Your fellow-traveler does not allow you to forget that Chemnitz is the stocking centre of the world, Nuremburg the toy

centre, Essen the armor-plate centre, Leipsic the book centre, Jena the lens centre; that Berlin is growing faster than Chicago (in 1871 it had 800,000; to-day, 4,000,000); that in these forty years, fifty cities have grown up to have more than 100,000 inhabitants each.

In 1871, Imperial Twins were born at Versailles: a German Political Empire and a German Industrial Empire. And it remains a question whether the ancient German Empire of frugality and learning can survive these stalwart youngsters.
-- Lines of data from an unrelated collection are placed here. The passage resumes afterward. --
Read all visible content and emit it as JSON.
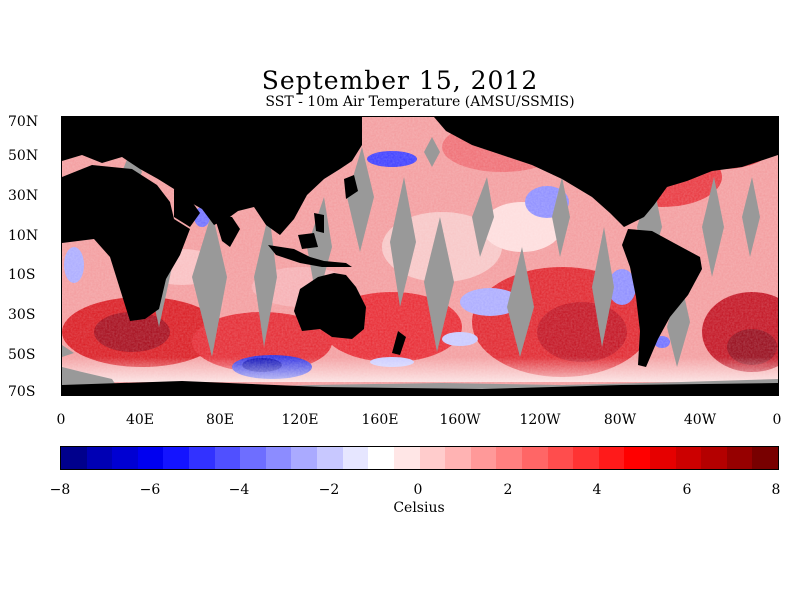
{
  "header": {
    "date": "September 15, 2012",
    "product": "SST - 10m Air Temperature (AMSU/SSMIS)"
  },
  "map": {
    "lat_labels": [
      "70N",
      "50N",
      "30N",
      "10N",
      "10S",
      "30S",
      "50S",
      "70S"
    ],
    "lon_labels": [
      "0",
      "40E",
      "80E",
      "120E",
      "160E",
      "160W",
      "120W",
      "80W",
      "40W",
      "0"
    ],
    "colors": {
      "land": "#000000",
      "no_data": "#999999",
      "warm": "#e8202a",
      "cold": "#2a2ae0",
      "neutral": "#ffffff"
    }
  },
  "colorbar": {
    "tick_labels": [
      "−8",
      "−6",
      "−4",
      "−2",
      "0",
      "2",
      "4",
      "6",
      "8"
    ],
    "unit": "Celsius",
    "range": [
      -8,
      8
    ],
    "colors": [
      "#00008c",
      "#0000b4",
      "#0000d2",
      "#0000f0",
      "#1414ff",
      "#3232ff",
      "#5050ff",
      "#6e6eff",
      "#8c8cff",
      "#aaaaff",
      "#c8c8ff",
      "#e6e6ff",
      "#ffffff",
      "#ffe6e6",
      "#ffcccc",
      "#ffb3b3",
      "#ff9999",
      "#ff8080",
      "#ff6666",
      "#ff4d4d",
      "#ff3333",
      "#ff1a1a",
      "#ff0000",
      "#e60000",
      "#cc0000",
      "#b40000",
      "#960000",
      "#780000"
    ]
  }
}
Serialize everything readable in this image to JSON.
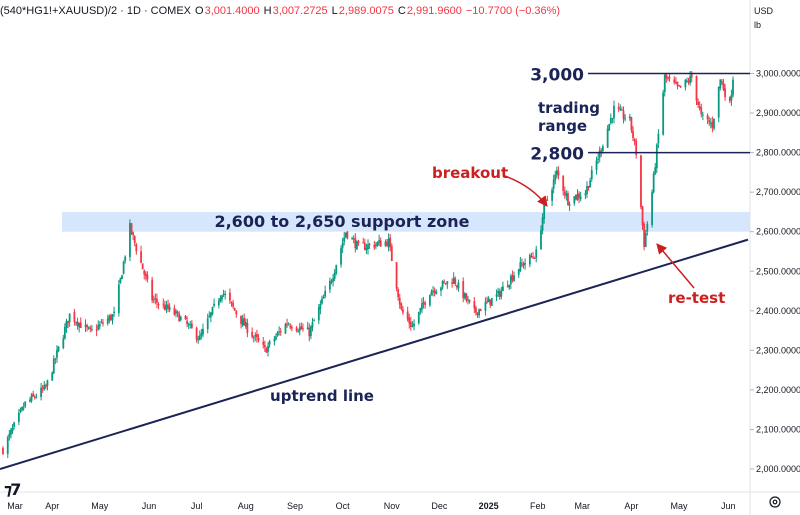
{
  "header": {
    "symbol": "(540*HG1!+XAUUSD)/2 · 1D · COMEX",
    "o_label": "O",
    "o_value": "3,001.4000",
    "h_label": "H",
    "h_value": "3,007.2725",
    "l_label": "L",
    "l_value": "2,989.0075",
    "c_label": "C",
    "c_value": "2,991.9600",
    "change": "−10.7700 (−0.36%)",
    "currency": "USD",
    "unit": "lb"
  },
  "colors": {
    "up": "#089981",
    "down": "#f23645",
    "annotation_navy": "#1a2456",
    "annotation_red": "#cc1f1f",
    "support_zone": "#cfe2fb"
  },
  "icons": {
    "logo": "tradingview-logo",
    "settings": "gear-icon"
  },
  "chart_data": {
    "type": "candlestick",
    "title": "",
    "xlabel": "",
    "ylabel": "",
    "ylim": [
      1985,
      3082
    ],
    "y_ticks": [
      2000,
      2100,
      2200,
      2300,
      2400,
      2500,
      2600,
      2700,
      2800,
      2900,
      3000
    ],
    "y_tick_labels": [
      "2,000.0000",
      "2,100.0000",
      "2,200.0000",
      "2,300.0000",
      "2,400.0000",
      "2,500.0000",
      "2,600.0000",
      "2,700.0000",
      "2,800.0000",
      "2,900.0000",
      "3,000.0000"
    ],
    "x_tick_labels": [
      "Mar",
      "Apr",
      "May",
      "Jun",
      "Jul",
      "Aug",
      "Sep",
      "Oct",
      "Nov",
      "Dec",
      "2025",
      "Feb",
      "Mar",
      "Apr",
      "May",
      "Jun"
    ],
    "x_period": [
      "2024-03-01",
      "2025-06-04"
    ],
    "price_path": [
      [
        "2024-03-01",
        2050
      ],
      [
        "2024-03-15",
        2165
      ],
      [
        "2024-03-28",
        2205
      ],
      [
        "2024-04-12",
        2390
      ],
      [
        "2024-04-25",
        2345
      ],
      [
        "2024-05-10",
        2390
      ],
      [
        "2024-05-20",
        2610
      ],
      [
        "2024-06-03",
        2430
      ],
      [
        "2024-06-20",
        2385
      ],
      [
        "2024-07-03",
        2330
      ],
      [
        "2024-07-17",
        2450
      ],
      [
        "2024-07-30",
        2370
      ],
      [
        "2024-08-13",
        2300
      ],
      [
        "2024-08-27",
        2370
      ],
      [
        "2024-09-10",
        2345
      ],
      [
        "2024-09-24",
        2480
      ],
      [
        "2024-10-03",
        2600
      ],
      [
        "2024-10-11",
        2560
      ],
      [
        "2024-10-30",
        2575
      ],
      [
        "2024-11-07",
        2400
      ],
      [
        "2024-11-14",
        2360
      ],
      [
        "2024-11-25",
        2450
      ],
      [
        "2024-12-10",
        2480
      ],
      [
        "2024-12-23",
        2395
      ],
      [
        "2025-01-07",
        2440
      ],
      [
        "2025-01-20",
        2510
      ],
      [
        "2025-01-31",
        2545
      ],
      [
        "2025-02-05",
        2660
      ],
      [
        "2025-02-13",
        2750
      ],
      [
        "2025-02-20",
        2680
      ],
      [
        "2025-03-03",
        2700
      ],
      [
        "2025-03-12",
        2800
      ],
      [
        "2025-03-21",
        2910
      ],
      [
        "2025-03-31",
        2880
      ],
      [
        "2025-04-04",
        2800
      ],
      [
        "2025-04-09",
        2570
      ],
      [
        "2025-04-14",
        2700
      ],
      [
        "2025-04-22",
        2990
      ],
      [
        "2025-05-01",
        2960
      ],
      [
        "2025-05-09",
        2990
      ],
      [
        "2025-05-15",
        2890
      ],
      [
        "2025-05-22",
        2870
      ],
      [
        "2025-05-27",
        2985
      ],
      [
        "2025-06-02",
        2920
      ],
      [
        "2025-06-04",
        2992
      ]
    ],
    "horizontal_levels": [
      {
        "value": 3000,
        "label": "3,000"
      },
      {
        "value": 2800,
        "label": "2,800"
      }
    ],
    "support_zone": {
      "from": 2600,
      "to": 2650,
      "label": "2,600 to 2,650 support zone"
    },
    "trend_line": {
      "label": "uptrend line",
      "start": [
        "2024-03-01",
        2000
      ],
      "end": [
        "2025-06-04",
        2580
      ]
    },
    "annotations": [
      {
        "text": "trading",
        "color": "annotation_navy"
      },
      {
        "text": "range",
        "color": "annotation_navy"
      },
      {
        "text": "breakout",
        "color": "annotation_red"
      },
      {
        "text": "re-test",
        "color": "annotation_red"
      }
    ]
  }
}
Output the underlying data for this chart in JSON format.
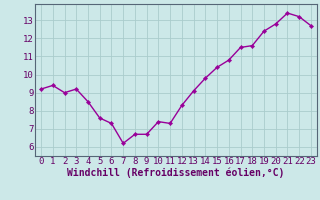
{
  "x": [
    0,
    1,
    2,
    3,
    4,
    5,
    6,
    7,
    8,
    9,
    10,
    11,
    12,
    13,
    14,
    15,
    16,
    17,
    18,
    19,
    20,
    21,
    22,
    23
  ],
  "y": [
    9.2,
    9.4,
    9.0,
    9.2,
    8.5,
    7.6,
    7.3,
    6.2,
    6.7,
    6.7,
    7.4,
    7.3,
    8.3,
    9.1,
    9.8,
    10.4,
    10.8,
    11.5,
    11.6,
    12.4,
    12.8,
    13.4,
    13.2,
    12.7
  ],
  "line_color": "#990099",
  "marker": "D",
  "marker_size": 2.2,
  "bg_color": "#cce8e8",
  "grid_color": "#b0d8d8",
  "xlabel": "Windchill (Refroidissement éolien,°C)",
  "xlabel_color": "#660066",
  "tick_color": "#660066",
  "ylim": [
    5.5,
    13.9
  ],
  "xlim": [
    -0.5,
    23.5
  ],
  "yticks": [
    6,
    7,
    8,
    9,
    10,
    11,
    12,
    13
  ],
  "xticks": [
    0,
    1,
    2,
    3,
    4,
    5,
    6,
    7,
    8,
    9,
    10,
    11,
    12,
    13,
    14,
    15,
    16,
    17,
    18,
    19,
    20,
    21,
    22,
    23
  ],
  "linewidth": 1.0,
  "font_size": 6.5
}
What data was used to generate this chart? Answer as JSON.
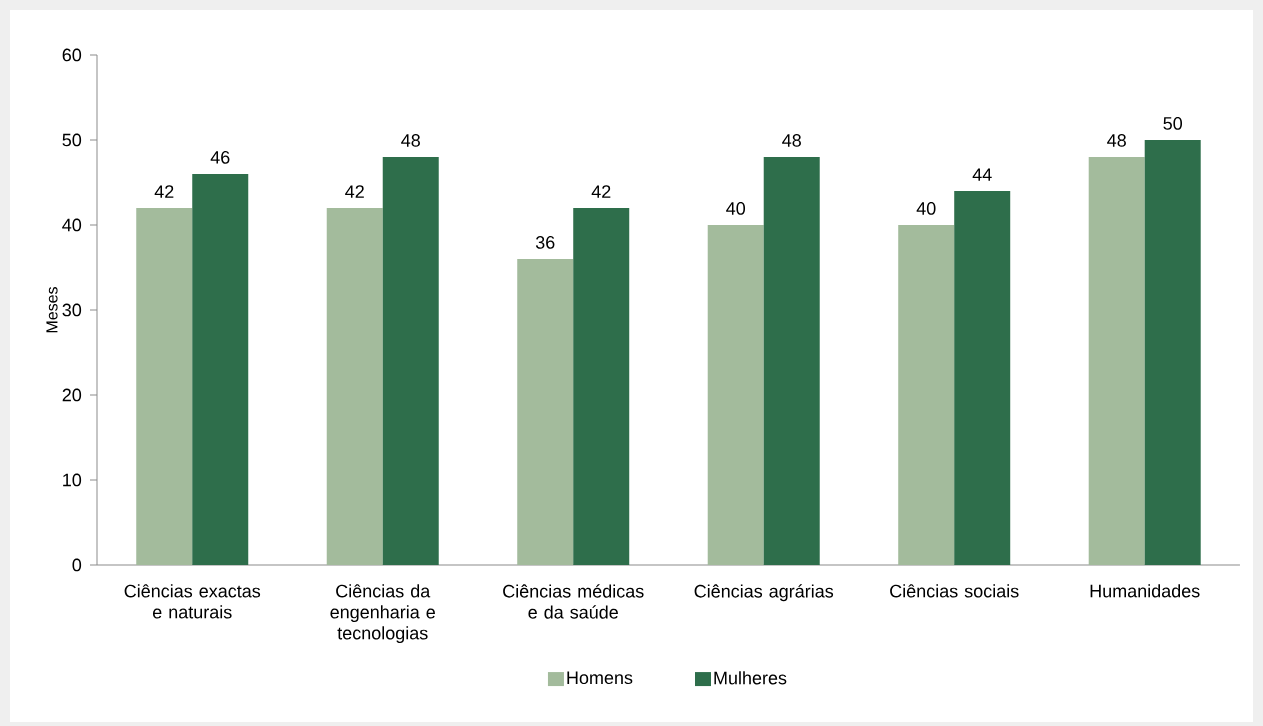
{
  "chart_data": {
    "type": "bar",
    "ylabel": "Meses",
    "categories": [
      "Ciências exactas e naturais",
      "Ciências da engenharia e tecnologias",
      "Ciências médicas e da saúde",
      "Ciências agrárias",
      "Ciências sociais",
      "Humanidades"
    ],
    "series": [
      {
        "name": "Homens",
        "color": "#a3bb9c",
        "values": [
          42,
          42,
          36,
          40,
          40,
          48
        ]
      },
      {
        "name": "Mulheres",
        "color": "#2e6e4b",
        "values": [
          46,
          48,
          42,
          48,
          44,
          50
        ]
      }
    ],
    "ylim": [
      0,
      60
    ],
    "yticks": [
      0,
      10,
      20,
      30,
      40,
      50,
      60
    ],
    "data_labels": true,
    "legend": "bottom"
  }
}
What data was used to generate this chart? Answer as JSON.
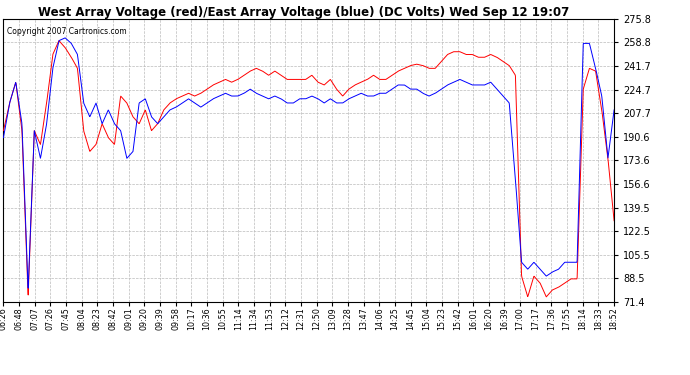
{
  "title": "West Array Voltage (red)/East Array Voltage (blue) (DC Volts) Wed Sep 12 19:07",
  "copyright": "Copyright 2007 Cartronics.com",
  "yticks": [
    71.4,
    88.5,
    105.5,
    122.5,
    139.5,
    156.6,
    173.6,
    190.6,
    207.7,
    224.7,
    241.7,
    258.8,
    275.8
  ],
  "xtick_labels": [
    "06:26",
    "06:48",
    "07:07",
    "07:26",
    "07:45",
    "08:04",
    "08:23",
    "08:42",
    "09:01",
    "09:20",
    "09:39",
    "09:58",
    "10:17",
    "10:36",
    "10:55",
    "11:14",
    "11:34",
    "11:53",
    "12:12",
    "12:31",
    "12:50",
    "13:09",
    "13:28",
    "13:47",
    "14:06",
    "14:25",
    "14:45",
    "15:04",
    "15:23",
    "15:42",
    "16:01",
    "16:20",
    "16:39",
    "17:00",
    "17:17",
    "17:36",
    "17:55",
    "18:14",
    "18:33",
    "18:52"
  ],
  "bg_color": "#ffffff",
  "plot_bg_color": "#ffffff",
  "grid_color": "#bbbbbb",
  "red_color": "#ff0000",
  "blue_color": "#0000ff",
  "ymin": 71.4,
  "ymax": 275.8,
  "red_data": [
    195,
    215,
    230,
    195,
    75,
    195,
    185,
    215,
    250,
    260,
    255,
    248,
    240,
    195,
    180,
    185,
    200,
    190,
    185,
    220,
    215,
    205,
    200,
    210,
    195,
    200,
    210,
    215,
    218,
    220,
    222,
    220,
    222,
    225,
    228,
    230,
    232,
    230,
    232,
    235,
    238,
    240,
    238,
    235,
    238,
    235,
    232,
    232,
    232,
    232,
    235,
    230,
    228,
    232,
    225,
    220,
    225,
    228,
    230,
    232,
    235,
    232,
    232,
    235,
    238,
    240,
    242,
    243,
    242,
    240,
    240,
    245,
    250,
    252,
    252,
    250,
    250,
    248,
    248,
    250,
    248,
    245,
    242,
    235,
    90,
    75,
    90,
    85,
    75,
    80,
    82,
    85,
    88,
    88,
    225,
    240,
    238,
    210,
    175,
    130
  ],
  "blue_data": [
    190,
    215,
    230,
    200,
    80,
    195,
    175,
    200,
    240,
    260,
    262,
    258,
    250,
    215,
    205,
    215,
    200,
    210,
    200,
    195,
    175,
    180,
    215,
    218,
    205,
    200,
    205,
    210,
    212,
    215,
    218,
    215,
    212,
    215,
    218,
    220,
    222,
    220,
    220,
    222,
    225,
    222,
    220,
    218,
    220,
    218,
    215,
    215,
    218,
    218,
    220,
    218,
    215,
    218,
    215,
    215,
    218,
    220,
    222,
    220,
    220,
    222,
    222,
    225,
    228,
    228,
    225,
    225,
    222,
    220,
    222,
    225,
    228,
    230,
    232,
    230,
    228,
    228,
    228,
    230,
    225,
    220,
    215,
    160,
    100,
    95,
    100,
    95,
    90,
    93,
    95,
    100,
    100,
    100,
    258,
    258,
    240,
    220,
    175,
    210
  ]
}
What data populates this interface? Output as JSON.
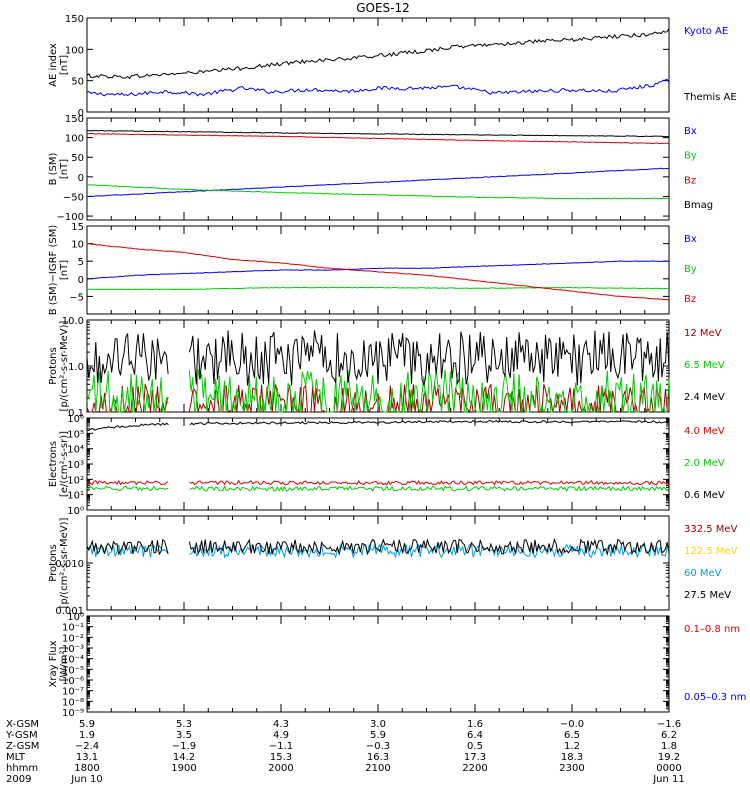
{
  "title": "GOES-12",
  "colors": {
    "black": "#000000",
    "blue": "#0000ff",
    "red": "#dd0000",
    "green": "#00cc00",
    "darkred": "#a00000",
    "yellow": "#ffd400",
    "cyan": "#00a0e0"
  },
  "chart_data": [
    {
      "type": "line",
      "panel": "ae",
      "ylabel": [
        "AE index",
        "[nT]"
      ],
      "ylim": [
        0,
        150
      ],
      "ylog": false,
      "yticks": [
        0,
        50,
        100,
        150
      ],
      "ytick_labels": [
        "0",
        "50",
        "100",
        "150"
      ],
      "x_range_hours": [
        18.0,
        24.0
      ],
      "series": [
        {
          "name": "Kyoto AE",
          "color": "blue",
          "x": [
            18.0,
            18.4,
            18.8,
            19.2,
            19.6,
            19.9,
            20.3,
            20.7,
            21.0,
            21.4,
            21.8,
            22.2,
            22.6,
            23.0,
            23.4,
            23.8,
            24.0
          ],
          "y": [
            30,
            27,
            33,
            28,
            38,
            32,
            36,
            33,
            38,
            38,
            40,
            30,
            33,
            35,
            33,
            42,
            50
          ]
        },
        {
          "name": "Themis AE",
          "color": "black",
          "x": [
            18.0,
            18.4,
            18.8,
            19.2,
            19.6,
            19.9,
            20.3,
            20.7,
            21.0,
            21.4,
            21.8,
            22.2,
            22.6,
            23.0,
            23.4,
            23.8,
            24.0
          ],
          "y": [
            58,
            56,
            60,
            64,
            70,
            75,
            82,
            85,
            90,
            96,
            104,
            108,
            112,
            115,
            120,
            124,
            130
          ]
        }
      ]
    },
    {
      "type": "line",
      "panel": "b_sm",
      "ylabel": [
        "B (SM)",
        "[nT]"
      ],
      "ylim": [
        -110,
        150
      ],
      "ylog": false,
      "yticks": [
        -100,
        -50,
        0,
        50,
        100,
        150
      ],
      "ytick_labels": [
        "−100",
        "−50",
        "0",
        "50",
        "100",
        "150"
      ],
      "x_range_hours": [
        18.0,
        24.0
      ],
      "series": [
        {
          "name": "Bx",
          "color": "blue",
          "x": [
            18.0,
            24.0
          ],
          "y": [
            -50,
            22
          ]
        },
        {
          "name": "By",
          "color": "green",
          "x": [
            18.0,
            19.0,
            20.0,
            21.0,
            22.0,
            23.0,
            24.0
          ],
          "y": [
            -20,
            -32,
            -40,
            -46,
            -52,
            -55,
            -55
          ]
        },
        {
          "name": "Bz",
          "color": "red",
          "x": [
            18.0,
            20.0,
            22.0,
            24.0
          ],
          "y": [
            110,
            103,
            93,
            85
          ]
        },
        {
          "name": "Bmag",
          "color": "black",
          "x": [
            18.0,
            20.0,
            22.0,
            24.0
          ],
          "y": [
            118,
            112,
            107,
            103
          ]
        }
      ]
    },
    {
      "type": "line",
      "panel": "b_igrf",
      "ylabel": [
        "B (SM)−IGRF (SM)",
        "[nT]"
      ],
      "ylim": [
        -10,
        15
      ],
      "ylog": false,
      "yticks": [
        -5,
        0,
        5,
        10,
        15
      ],
      "ytick_labels": [
        "−5",
        "0",
        "5",
        "10",
        "15"
      ],
      "x_range_hours": [
        18.0,
        24.0
      ],
      "series": [
        {
          "name": "Bx",
          "color": "blue",
          "x": [
            18.0,
            18.5,
            19.0,
            19.5,
            20.0,
            20.5,
            21.0,
            21.5,
            22.0,
            22.5,
            23.0,
            23.5,
            24.0
          ],
          "y": [
            0,
            1,
            1.5,
            2,
            2.5,
            2.5,
            3,
            3,
            3.5,
            4,
            4.5,
            5,
            5
          ]
        },
        {
          "name": "By",
          "color": "green",
          "x": [
            18.0,
            19.0,
            20.0,
            21.0,
            22.0,
            23.0,
            24.0
          ],
          "y": [
            -3,
            -3,
            -2.5,
            -2.5,
            -2.7,
            -2.5,
            -2.8
          ]
        },
        {
          "name": "Bz",
          "color": "red",
          "x": [
            18.0,
            18.5,
            19.0,
            19.5,
            20.0,
            20.5,
            21.0,
            21.5,
            22.0,
            22.5,
            23.0,
            23.5,
            24.0
          ],
          "y": [
            10,
            8.5,
            7.5,
            5.5,
            4.5,
            3,
            2,
            1,
            -0.5,
            -2,
            -3.5,
            -5,
            -6
          ]
        }
      ]
    },
    {
      "type": "line",
      "panel": "protons_low",
      "ylabel": [
        "Protons",
        "[p/(cm²-s-sr-MeV)]"
      ],
      "ylim": [
        0.1,
        10
      ],
      "ylog": true,
      "yticks": [
        0.1,
        1,
        10
      ],
      "ytick_labels": [
        "0.1",
        "1.0",
        "10.0"
      ],
      "x_range_hours": [
        18.0,
        24.0
      ],
      "gap_hours": [
        18.85,
        19.05
      ],
      "series": [
        {
          "name": "12 MeV",
          "color": "darkred",
          "level": 0.13,
          "spread": 1.0
        },
        {
          "name": "6.5 MeV",
          "color": "green",
          "level": 0.17,
          "spread": 1.4
        },
        {
          "name": "2.4 MeV",
          "color": "black",
          "level": 1.5,
          "spread": 1.2
        }
      ]
    },
    {
      "type": "line",
      "panel": "electrons",
      "ylabel": [
        "Electrons",
        "[e/(cm²-s-sr)]"
      ],
      "ylim": [
        1,
        1000000
      ],
      "ylog": true,
      "yticks": [
        1,
        10,
        100,
        1000,
        10000,
        100000,
        1000000
      ],
      "ytick_labels": [
        "10⁰",
        "10¹",
        "10²",
        "10³",
        "10⁴",
        "10⁵",
        "10⁶"
      ],
      "x_range_hours": [
        18.0,
        24.0
      ],
      "gap_hours": [
        18.85,
        19.05
      ],
      "series": [
        {
          "name": "4.0 MeV",
          "color": "red",
          "level": 60,
          "spread": 0.25
        },
        {
          "name": "2.0 MeV",
          "color": "green",
          "level": 25,
          "spread": 0.3
        },
        {
          "name": "0.6 MeV",
          "color": "black",
          "x": [
            18.0,
            18.5,
            19.0,
            19.5,
            20.0,
            21.0,
            22.0,
            23.0,
            24.0
          ],
          "y": [
            150000,
            330000,
            420000,
            450000,
            480000,
            520000,
            600000,
            560000,
            560000
          ]
        }
      ]
    },
    {
      "type": "line",
      "panel": "protons_high",
      "ylabel": [
        "Protons",
        "[p/(cm²-s-sr-MeV)]"
      ],
      "ylim": [
        0.001,
        0.1
      ],
      "ylog": true,
      "yticks": [
        0.001,
        0.01
      ],
      "ytick_labels": [
        "0.001",
        "0.010"
      ],
      "x_range_hours": [
        18.0,
        24.0
      ],
      "gap_hours": [
        18.85,
        19.05
      ],
      "series": [
        {
          "name": "332.5 MeV",
          "color": "darkred"
        },
        {
          "name": "122.5 MeV",
          "color": "yellow"
        },
        {
          "name": "60 MeV",
          "color": "cyan",
          "level": 0.018,
          "spread": 0.28
        },
        {
          "name": "27.5 MeV",
          "color": "black",
          "level": 0.022,
          "spread": 0.32
        }
      ]
    },
    {
      "type": "line",
      "panel": "xray",
      "ylabel": [
        "Xray Flux",
        "[W/m²]"
      ],
      "ylim": [
        1e-09,
        1
      ],
      "ylog": true,
      "yticks": [
        1e-09,
        1e-08,
        1e-07,
        1e-06,
        1e-05,
        0.0001,
        0.001,
        0.01,
        0.1,
        1
      ],
      "ytick_labels": [
        "10⁻⁹",
        "10⁻⁸",
        "10⁻⁷",
        "10⁻⁶",
        "10⁻⁵",
        "10⁻⁴",
        "10⁻³",
        "10⁻²",
        "10⁻¹",
        "10⁰"
      ],
      "x_range_hours": [
        18.0,
        24.0
      ],
      "series": [
        {
          "name": "0.1–0.8 nm",
          "color": "red"
        },
        {
          "name": "0.05–0.3 nm",
          "color": "blue"
        }
      ]
    }
  ],
  "x_axis": {
    "row_labels": [
      "X-GSM",
      "Y-GSM",
      "Z-GSM",
      "MLT",
      "hhmm",
      "2009"
    ],
    "columns": [
      {
        "hour": 18,
        "values": [
          "5.9",
          "1.9",
          "−2.4",
          "13.1",
          "1800",
          "Jun 10"
        ]
      },
      {
        "hour": 19,
        "values": [
          "5.3",
          "3.5",
          "−1.9",
          "14.2",
          "1900",
          ""
        ]
      },
      {
        "hour": 20,
        "values": [
          "4.3",
          "4.9",
          "−1.1",
          "15.3",
          "2000",
          ""
        ]
      },
      {
        "hour": 21,
        "values": [
          "3.0",
          "5.9",
          "−0.3",
          "16.3",
          "2100",
          ""
        ]
      },
      {
        "hour": 22,
        "values": [
          "1.6",
          "6.4",
          "0.5",
          "17.3",
          "2200",
          ""
        ]
      },
      {
        "hour": 23,
        "values": [
          "−0.0",
          "6.5",
          "1.2",
          "18.3",
          "2300",
          ""
        ]
      },
      {
        "hour": 24,
        "values": [
          "−1.6",
          "6.2",
          "1.8",
          "19.2",
          "0000",
          "Jun 11"
        ]
      }
    ]
  }
}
Now, how has it been possible to make this transformation? To create out of a slow, plodding, peasant-artisan people an industrialized population, out of a race of scholars a race of manufacturers; to fill a land no larger than one half of Texas with 65,000,000 people who are breeding at the rate of nearly a million a year, and to engage the State in doing all sorts of things for these thriving families? It is the political miracle of the century, and its socialized efficiency is the talk of the hour. How has it been accomplished?

The Kaiser has adapted, line for line and point for point, the pattern of medieval feudalism to the exigencies of modern industrialism. There are, it is true, six centuries of habit back of this attempt; centuries in which Germany was the battle ground of Europe. The Thirty Years War alone was the test of the supreme power of recuperation which determines a nation's place in history. During the centuries of ravaging, the property owners were constantly compelled to seek the protection of the Crown. They never achieved a solidarity of their own, as the English middle class achieved it, and they never succeeded in carrying out a Liberal revolt against the aristocracy.

So, to begin with, the Kaiser has an obedient people, in whom the feudal notion of caste is second nature. As Prof. Herman Levy, of Heidelberg, has said: "It is the place one has in society which is the beginning of the ladder reaching to official position. . This state of affairs is feudal, medieval. It is at any rate opposed to the idea that everybody, whatever his place in society, may have equal rights as a citizen."